HER: I love the movie The Shining
ME: [trying to impress] same
HER: what’s ur favorite part
ME: [sweating] when it starts to shine
the McDonalds jingle really makes me salivate. I’m Pavlovin’ it.
Her: I’m going to start cooking without butter.
Me: This isn’t going to work out.
Ghosts wear sheets because nobody’s scared of sleeping bags.
I love how some stores don’t even bother hiding that they sell fakes. I respect the hell out of a shop that has Professor Martins front and center. Yes please I will take one pair of Air Georges.

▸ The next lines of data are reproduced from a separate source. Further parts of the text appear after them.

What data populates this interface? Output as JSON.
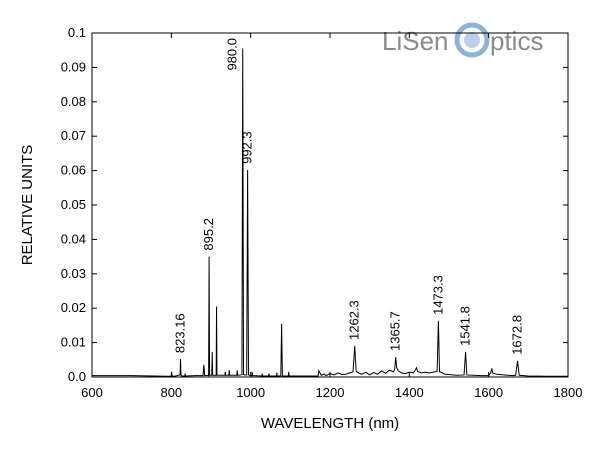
{
  "logo": {
    "part1": "LiSen",
    "part2": "ptics"
  },
  "chart_data": {
    "type": "line",
    "xlabel": "WAVELENGTH (nm)",
    "ylabel": "RELATIVE UNITS",
    "xlim": [
      600,
      1800
    ],
    "ylim": [
      0,
      0.1
    ],
    "xticks": [
      "600",
      "800",
      "1000",
      "1200",
      "1400",
      "1600",
      "1800"
    ],
    "yticks": [
      "0.0",
      "0.01",
      "0.02",
      "0.03",
      "0.04",
      "0.05",
      "0.06",
      "0.07",
      "0.08",
      "0.09",
      "0.1"
    ],
    "grid": false,
    "x": [
      600,
      700,
      790,
      800,
      801,
      802,
      810,
      822,
      823.16,
      824.3,
      826,
      834,
      835,
      836,
      860,
      880,
      882,
      884,
      893,
      894,
      895.2,
      896.4,
      898,
      902,
      903,
      904,
      906,
      913,
      914,
      915,
      917,
      935,
      936,
      937,
      945,
      946,
      947,
      965,
      966,
      967,
      975,
      978,
      980,
      982,
      985,
      990,
      992.3,
      994.6,
      997,
      1003,
      1004,
      1005,
      1028,
      1029,
      1030,
      1045,
      1046,
      1047,
      1060,
      1065,
      1066,
      1067,
      1070,
      1076,
      1078,
      1080,
      1082,
      1095,
      1096,
      1097,
      1165,
      1170,
      1172,
      1178,
      1185,
      1190,
      1200,
      1210,
      1220,
      1230,
      1240,
      1250,
      1258,
      1262.3,
      1266,
      1272,
      1280,
      1290,
      1300,
      1310,
      1320,
      1330,
      1340,
      1350,
      1360,
      1363,
      1365.7,
      1368,
      1372,
      1380,
      1390,
      1400,
      1410,
      1415,
      1418,
      1421,
      1430,
      1440,
      1450,
      1460,
      1470,
      1473.3,
      1476,
      1490,
      1520,
      1538,
      1541.8,
      1545,
      1580,
      1600,
      1605,
      1608,
      1610,
      1620,
      1660,
      1668,
      1672.8,
      1677,
      1700,
      1750,
      1800
    ],
    "y": [
      0.0004,
      0.0004,
      0.0002,
      0.0002,
      0.0015,
      0.0002,
      0.0003,
      0.0006,
      0.0052,
      0.0006,
      0.0003,
      0.0003,
      0.001,
      0.0003,
      0.0004,
      0.0004,
      0.0035,
      0.0004,
      0.0005,
      0.0004,
      0.035,
      0.0005,
      0.0005,
      0.0005,
      0.0073,
      0.0005,
      0.0005,
      0.0005,
      0.0205,
      0.0005,
      0.0005,
      0.0005,
      0.0015,
      0.0005,
      0.0005,
      0.002,
      0.0005,
      0.0005,
      0.002,
      0.0005,
      0.0006,
      0.0007,
      0.0955,
      0.0007,
      0.0006,
      0.0006,
      0.0602,
      0.0006,
      0.0005,
      0.0004,
      0.0015,
      0.0004,
      0.0003,
      0.001,
      0.0003,
      0.0003,
      0.001,
      0.0003,
      0.0003,
      0.0003,
      0.0012,
      0.0003,
      0.0003,
      0.0003,
      0.0155,
      0.0003,
      0.0003,
      0.0003,
      0.0015,
      0.0003,
      0.0003,
      0.0003,
      0.0018,
      0.0005,
      0.0009,
      0.0004,
      0.001,
      0.0006,
      0.0012,
      0.0007,
      0.0008,
      0.0012,
      0.0015,
      0.009,
      0.0016,
      0.0012,
      0.0008,
      0.0014,
      0.0006,
      0.0013,
      0.0008,
      0.0018,
      0.0011,
      0.002,
      0.0015,
      0.0022,
      0.0058,
      0.0028,
      0.0018,
      0.0012,
      0.001,
      0.0014,
      0.0012,
      0.002,
      0.0027,
      0.0016,
      0.0012,
      0.0014,
      0.0012,
      0.0014,
      0.0016,
      0.0163,
      0.0016,
      0.0008,
      0.0005,
      0.0006,
      0.0073,
      0.0006,
      0.0004,
      0.0004,
      0.0012,
      0.0025,
      0.0012,
      0.0008,
      0.0004,
      0.0005,
      0.0047,
      0.0005,
      0.0003,
      0.0002,
      0.0002
    ],
    "peak_labels": [
      {
        "text": "823.16",
        "x": 823.16,
        "y": 0.0052
      },
      {
        "text": "895.2",
        "x": 895.2,
        "y": 0.035
      },
      {
        "text": "980.0",
        "x": 980.0,
        "y": 0.0955
      },
      {
        "text": "992.3",
        "x": 992.3,
        "y": 0.0602
      },
      {
        "text": "1262.3",
        "x": 1262.3,
        "y": 0.009
      },
      {
        "text": "1365.7",
        "x": 1365.7,
        "y": 0.0058
      },
      {
        "text": "1473.3",
        "x": 1473.3,
        "y": 0.0163
      },
      {
        "text": "1541.8",
        "x": 1541.8,
        "y": 0.0073
      },
      {
        "text": "1672.8",
        "x": 1672.8,
        "y": 0.0047
      }
    ],
    "colors": {
      "line": "#000000",
      "axis": "#000000",
      "logo": "#8a8a8a",
      "logo_accent": "#8fb3d9"
    }
  }
}
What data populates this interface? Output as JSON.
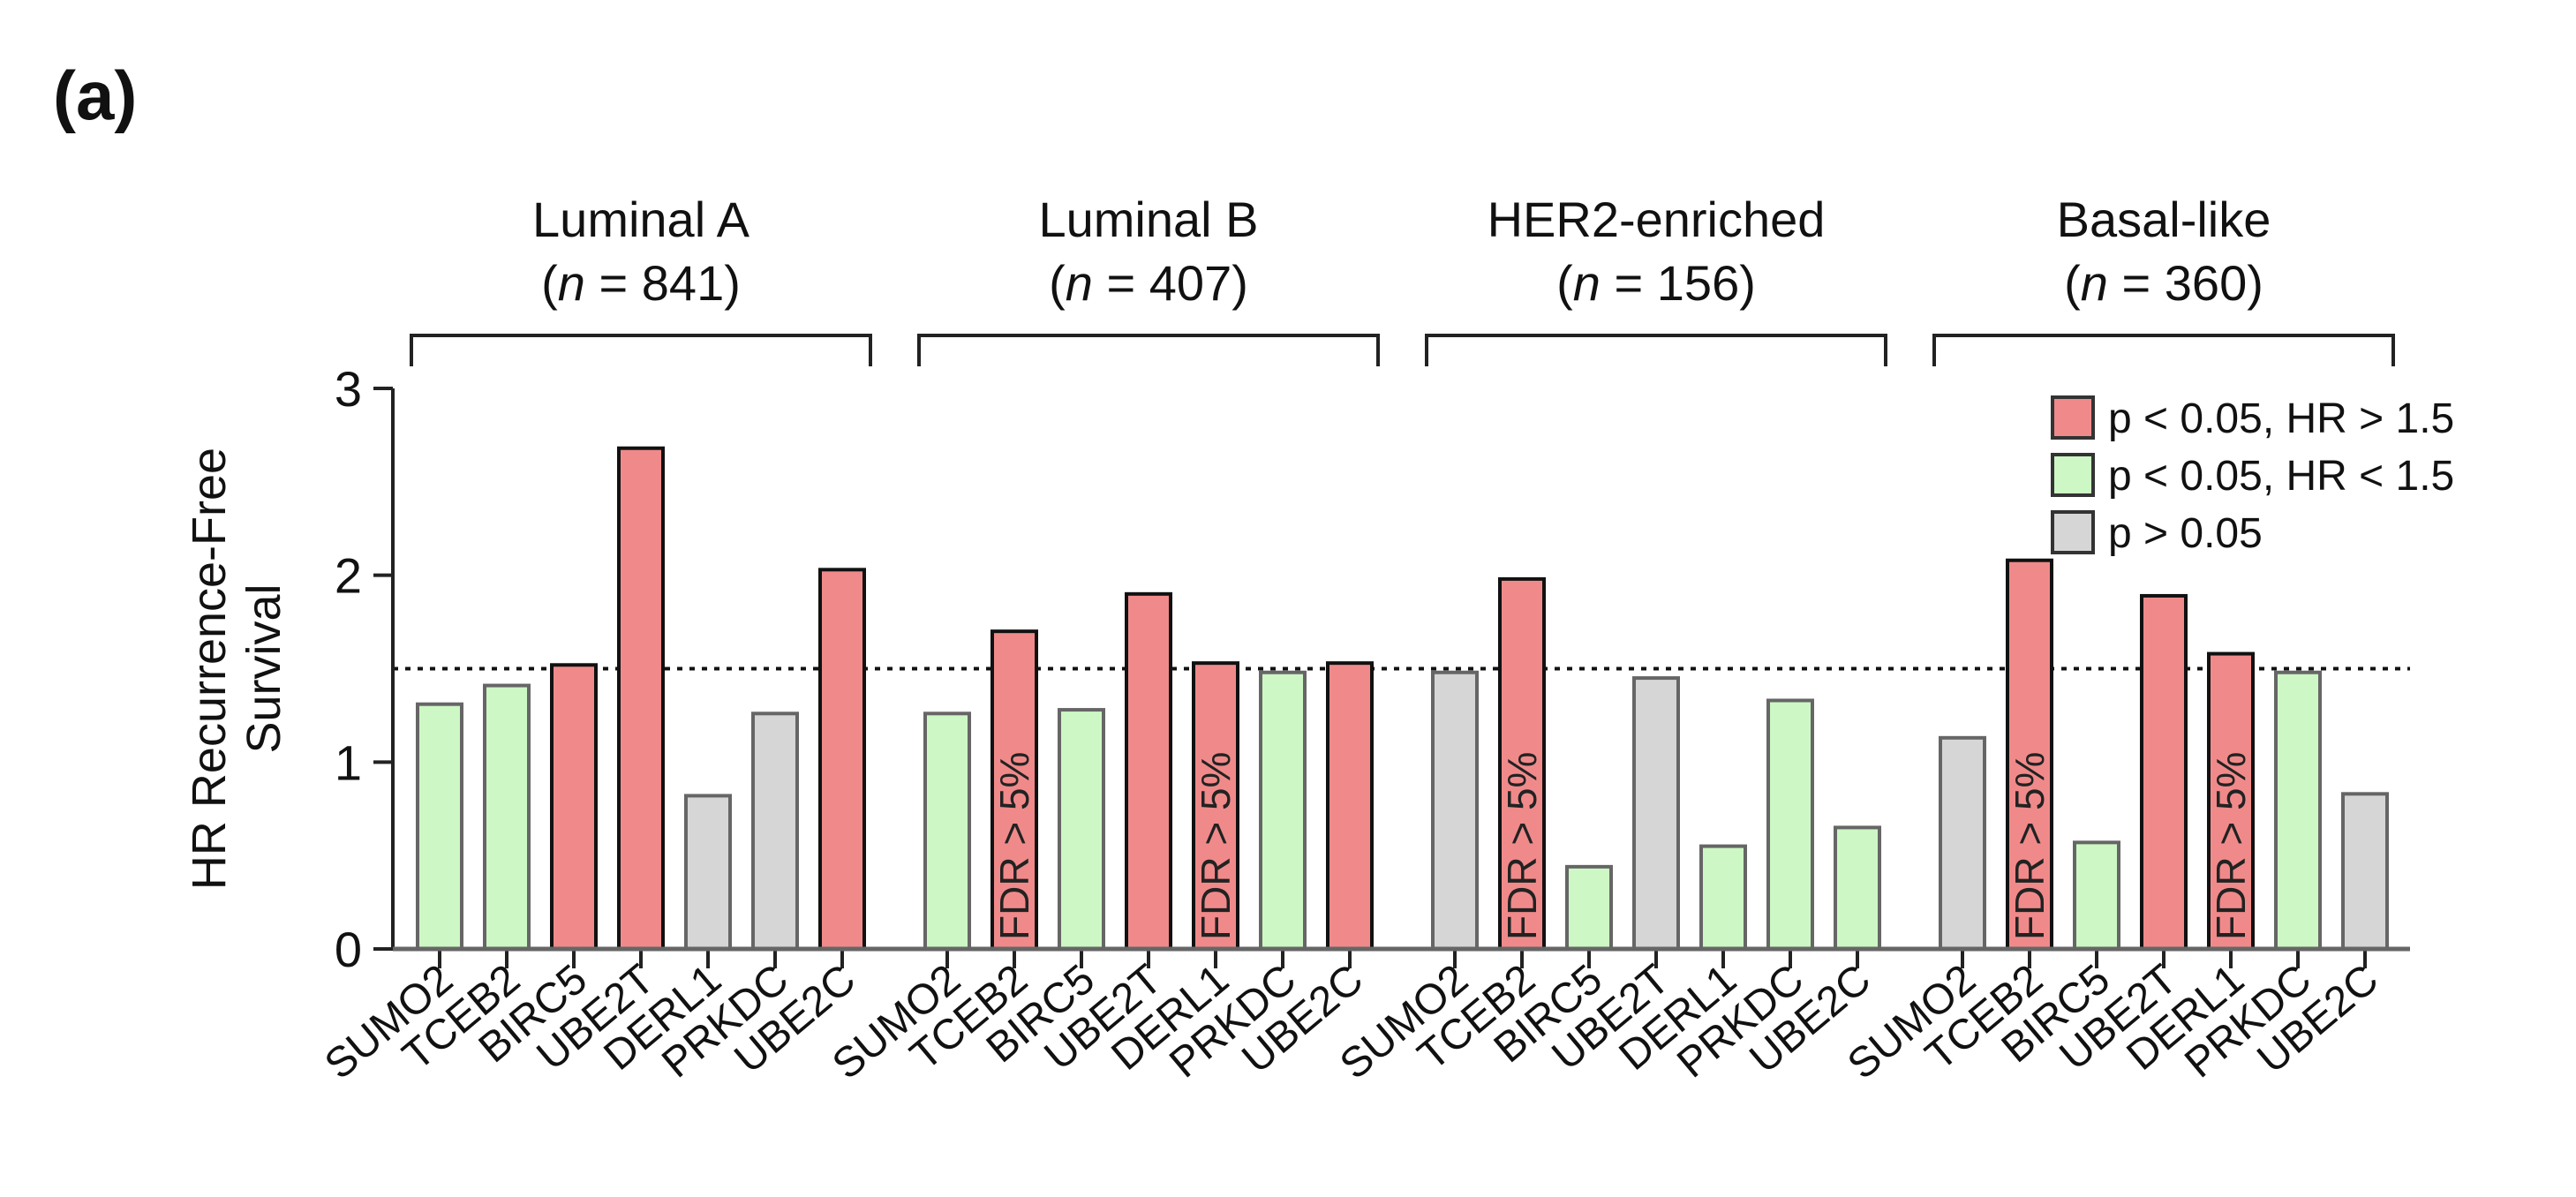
{
  "panel_label": "(a)",
  "colors": {
    "sig_high": "#f08a8a",
    "sig_low": "#cdf7c4",
    "ns": "#d6d6d6",
    "axis": "#222222"
  },
  "chart_data": {
    "type": "bar",
    "ylabel": "HR Recurrence-Free Survival",
    "ylim": [
      0,
      3
    ],
    "yticks": [
      0,
      1,
      2,
      3
    ],
    "reference_line": 1.5,
    "annotation_text": "FDR > 5%",
    "legend": [
      {
        "key": "sig_high",
        "label": "p < 0.05, HR > 1.5"
      },
      {
        "key": "sig_low",
        "label": "p < 0.05, HR < 1.5"
      },
      {
        "key": "ns",
        "label": "p > 0.05"
      }
    ],
    "groups": [
      {
        "name": "Luminal A",
        "n_label": "n",
        "n_value": "841",
        "bars": [
          {
            "gene": "SUMO2",
            "value": 1.31,
            "cls": "sig_low",
            "fdr": false
          },
          {
            "gene": "TCEB2",
            "value": 1.41,
            "cls": "sig_low",
            "fdr": false
          },
          {
            "gene": "BIRC5",
            "value": 1.52,
            "cls": "sig_high",
            "fdr": false
          },
          {
            "gene": "UBE2T",
            "value": 2.68,
            "cls": "sig_high",
            "fdr": false
          },
          {
            "gene": "DERL1",
            "value": 0.82,
            "cls": "ns",
            "fdr": false
          },
          {
            "gene": "PRKDC",
            "value": 1.26,
            "cls": "ns",
            "fdr": false
          },
          {
            "gene": "UBE2C",
            "value": 2.03,
            "cls": "sig_high",
            "fdr": false
          }
        ]
      },
      {
        "name": "Luminal B",
        "n_label": "n",
        "n_value": "407",
        "bars": [
          {
            "gene": "SUMO2",
            "value": 1.26,
            "cls": "sig_low",
            "fdr": false
          },
          {
            "gene": "TCEB2",
            "value": 1.7,
            "cls": "sig_high",
            "fdr": true
          },
          {
            "gene": "BIRC5",
            "value": 1.28,
            "cls": "sig_low",
            "fdr": false
          },
          {
            "gene": "UBE2T",
            "value": 1.9,
            "cls": "sig_high",
            "fdr": false
          },
          {
            "gene": "DERL1",
            "value": 1.53,
            "cls": "sig_high",
            "fdr": true
          },
          {
            "gene": "PRKDC",
            "value": 1.48,
            "cls": "sig_low",
            "fdr": false
          },
          {
            "gene": "UBE2C",
            "value": 1.53,
            "cls": "sig_high",
            "fdr": false
          }
        ]
      },
      {
        "name": "HER2-enriched",
        "n_label": "n",
        "n_value": "156",
        "bars": [
          {
            "gene": "SUMO2",
            "value": 1.48,
            "cls": "ns",
            "fdr": false
          },
          {
            "gene": "TCEB2",
            "value": 1.98,
            "cls": "sig_high",
            "fdr": true
          },
          {
            "gene": "BIRC5",
            "value": 0.44,
            "cls": "sig_low",
            "fdr": false
          },
          {
            "gene": "UBE2T",
            "value": 1.45,
            "cls": "ns",
            "fdr": false
          },
          {
            "gene": "DERL1",
            "value": 0.55,
            "cls": "sig_low",
            "fdr": false
          },
          {
            "gene": "PRKDC",
            "value": 1.33,
            "cls": "sig_low",
            "fdr": false
          },
          {
            "gene": "UBE2C",
            "value": 0.65,
            "cls": "sig_low",
            "fdr": false
          }
        ]
      },
      {
        "name": "Basal-like",
        "n_label": "n",
        "n_value": "360",
        "bars": [
          {
            "gene": "SUMO2",
            "value": 1.13,
            "cls": "ns",
            "fdr": false
          },
          {
            "gene": "TCEB2",
            "value": 2.08,
            "cls": "sig_high",
            "fdr": true
          },
          {
            "gene": "BIRC5",
            "value": 0.57,
            "cls": "sig_low",
            "fdr": false
          },
          {
            "gene": "UBE2T",
            "value": 1.89,
            "cls": "sig_high",
            "fdr": false
          },
          {
            "gene": "DERL1",
            "value": 1.58,
            "cls": "sig_high",
            "fdr": true
          },
          {
            "gene": "PRKDC",
            "value": 1.48,
            "cls": "sig_low",
            "fdr": false
          },
          {
            "gene": "UBE2C",
            "value": 0.83,
            "cls": "ns",
            "fdr": false
          }
        ]
      }
    ]
  }
}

Mom there’s a boogie man in my closet!
*mom looks and I’m standing there with an afro in a satin shirt and platform shoes
Who cares if you break a damn mirror. If you think 7 years of bad luck is hell, try breaking a condom.
MY SON, LINK: How did you name us, Dad? Did you name me after your favorite video game hero?
MY DAUGHTER, PATTI: And me after your favorite art rock singer?
MY OTHER SON, GROUND: And me after your favorite surface for standing on?
ME: *swallowing sausage* Well see—
Not to brag but I run faster than the speed of light.
My tortoise’s name is Speed of Light.
Did my noble deed today and got a few boxes of Girl Scout cookies. It wasn’t for me, it was for the organization of course.
When squirrels chase each other around a tree it reminds me of being at the mall in seventh grade.
A baby came out of my stomach and I was all “weird, I don’t remember eating that…”
some people are so convincing that if they say thermodynamics is a flask, I believe
Standing at life’s crossroads: embarking on a master’s degree in business economics or getting a neck tattoo. Both equally boost employability in today’s market.
Got a text from an unknown number that said “I’m on my way,” so I’m tweeting this from the closet.
until I had kids I had no idea that it was possible for someone to drink water with such ferocity
Fish look like they’re constantly being surprised by something.
I could be happily married to some dude for 50 year an id still be textin ma pals like “omg do u think he likes me???”
How do you make a cat stand completely still?
Press paws.
Therapist: Participate in a hobby your partner enjoys.
Me: Like sitting on paper bags?
Therapist: No, not your cat. A human partner.
Me: Oh.
Wine is like tapdancing, I can never tell if it’s good or bad
I just drank all of the Christmas presents I bought for everyone
I just want someone to make me feel like I did the first time I figured out a special move in Mortal Kombat.